In 1865 he joined the army that participated in the Paraguayan War. His first action was to attack the Paraguayans in the Battle of Corrientes, a city they had occupied. He managed to occupy the city, but had to evacuate it due to the enormous numerical superiority of the enemy. For that action he was decorated by the national government.

He moved his troops to the southeast of the province, in a heroic march, and under the command of Venancio Flores he fought in the battle of Yatay and participated in the Siege of Uruguaiana. On the Humaitá campaign, he fought at the battles of Paso de Patria, Estero Bellaco, Tuyutí, Yataytí Corá and Curuzú.

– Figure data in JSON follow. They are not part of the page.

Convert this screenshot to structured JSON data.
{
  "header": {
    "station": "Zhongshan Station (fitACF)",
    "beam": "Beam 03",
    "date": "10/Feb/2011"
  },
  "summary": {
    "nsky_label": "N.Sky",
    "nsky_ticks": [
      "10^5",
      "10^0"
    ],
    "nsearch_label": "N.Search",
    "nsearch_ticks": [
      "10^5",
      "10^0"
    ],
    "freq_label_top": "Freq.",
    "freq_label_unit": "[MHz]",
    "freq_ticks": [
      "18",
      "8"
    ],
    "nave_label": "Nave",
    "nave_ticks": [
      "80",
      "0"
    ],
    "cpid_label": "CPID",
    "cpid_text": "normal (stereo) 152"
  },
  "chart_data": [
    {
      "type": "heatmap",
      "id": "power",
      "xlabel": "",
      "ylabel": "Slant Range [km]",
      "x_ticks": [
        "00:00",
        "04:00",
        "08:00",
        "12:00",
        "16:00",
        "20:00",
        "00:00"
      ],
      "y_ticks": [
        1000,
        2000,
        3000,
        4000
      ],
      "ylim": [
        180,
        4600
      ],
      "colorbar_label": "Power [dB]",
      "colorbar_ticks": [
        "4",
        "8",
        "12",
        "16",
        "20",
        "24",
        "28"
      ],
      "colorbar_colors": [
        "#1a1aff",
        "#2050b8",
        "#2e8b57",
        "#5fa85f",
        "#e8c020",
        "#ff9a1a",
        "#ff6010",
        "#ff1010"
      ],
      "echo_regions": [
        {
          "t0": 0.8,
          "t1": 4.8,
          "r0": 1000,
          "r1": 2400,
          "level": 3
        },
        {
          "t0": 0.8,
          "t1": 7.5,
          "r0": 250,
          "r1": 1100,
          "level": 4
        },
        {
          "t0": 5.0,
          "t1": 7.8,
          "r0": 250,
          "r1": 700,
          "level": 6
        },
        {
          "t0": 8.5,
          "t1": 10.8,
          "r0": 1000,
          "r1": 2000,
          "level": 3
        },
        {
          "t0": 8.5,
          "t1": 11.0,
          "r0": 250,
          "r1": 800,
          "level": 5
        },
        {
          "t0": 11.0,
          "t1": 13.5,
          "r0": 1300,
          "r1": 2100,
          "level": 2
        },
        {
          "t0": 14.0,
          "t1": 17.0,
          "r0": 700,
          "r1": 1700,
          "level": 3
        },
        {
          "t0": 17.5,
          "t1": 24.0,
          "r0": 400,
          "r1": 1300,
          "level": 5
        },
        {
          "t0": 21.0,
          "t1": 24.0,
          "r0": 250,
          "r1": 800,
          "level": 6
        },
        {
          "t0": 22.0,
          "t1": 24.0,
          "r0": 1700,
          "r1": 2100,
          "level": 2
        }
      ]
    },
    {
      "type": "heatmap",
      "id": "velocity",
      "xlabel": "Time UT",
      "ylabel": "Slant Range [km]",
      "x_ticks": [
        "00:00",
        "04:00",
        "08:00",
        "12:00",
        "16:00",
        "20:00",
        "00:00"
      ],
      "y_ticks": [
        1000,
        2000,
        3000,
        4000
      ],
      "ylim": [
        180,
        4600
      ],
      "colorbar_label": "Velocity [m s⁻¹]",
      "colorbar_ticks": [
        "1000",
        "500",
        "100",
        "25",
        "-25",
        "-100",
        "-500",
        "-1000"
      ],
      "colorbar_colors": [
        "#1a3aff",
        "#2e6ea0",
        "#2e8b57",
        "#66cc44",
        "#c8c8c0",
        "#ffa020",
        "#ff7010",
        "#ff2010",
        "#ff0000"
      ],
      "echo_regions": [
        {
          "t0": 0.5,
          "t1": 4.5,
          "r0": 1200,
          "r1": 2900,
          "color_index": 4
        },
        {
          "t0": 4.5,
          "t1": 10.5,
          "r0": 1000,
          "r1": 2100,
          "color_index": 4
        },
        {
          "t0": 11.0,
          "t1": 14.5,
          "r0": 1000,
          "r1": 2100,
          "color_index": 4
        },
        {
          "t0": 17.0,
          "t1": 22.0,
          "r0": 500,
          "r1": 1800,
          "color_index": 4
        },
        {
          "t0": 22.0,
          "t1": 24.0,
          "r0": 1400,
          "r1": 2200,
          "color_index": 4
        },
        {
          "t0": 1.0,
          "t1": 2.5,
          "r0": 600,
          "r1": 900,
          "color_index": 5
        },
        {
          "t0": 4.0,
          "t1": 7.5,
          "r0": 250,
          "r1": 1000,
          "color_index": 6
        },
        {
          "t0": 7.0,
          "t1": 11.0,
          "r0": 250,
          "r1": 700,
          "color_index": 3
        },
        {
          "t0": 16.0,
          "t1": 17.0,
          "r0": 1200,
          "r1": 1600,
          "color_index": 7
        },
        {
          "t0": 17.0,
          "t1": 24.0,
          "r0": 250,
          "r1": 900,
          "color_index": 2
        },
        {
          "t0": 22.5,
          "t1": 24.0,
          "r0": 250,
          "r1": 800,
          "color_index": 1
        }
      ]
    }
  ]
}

In 1867 he was again sent to war against the Federalist Montoneras, but the rapidity of General Juan Saá 's movements forced him to withdraw. The head of his vanguard, José Miguel Arredondo, attacked and defeated Saá at the Battle of San Ignacio, thus ending the civil war in Cuyo. In July 1867 he was promoted to brigadier general.

At the end of the Mitre government, he was appointed the Minister of War and Navy, and on the presidential elections of 1868 he was a vice-presidential candidate in the official formula headed by Rufino de Elizalde. They were defeated by Sarmiento, who appointed him-among other reasons of state to alleviate his dire financial situation-Minister Plenipotentiary to the Empire of Brazil but died at Rio de Janeiro on June 7, 1871, at the age of 65. During his role as minister plenipotentiary, he was assisted by Leandro N. Alem, who served, for a short time, as secretary of the Argentine Legation. Years later he would write a brief biography of Paunero, whom he had met during the Paraguayan War.

His remains were taken to Buenos Aires in 1891 and rest in the Recoleta Cemetery.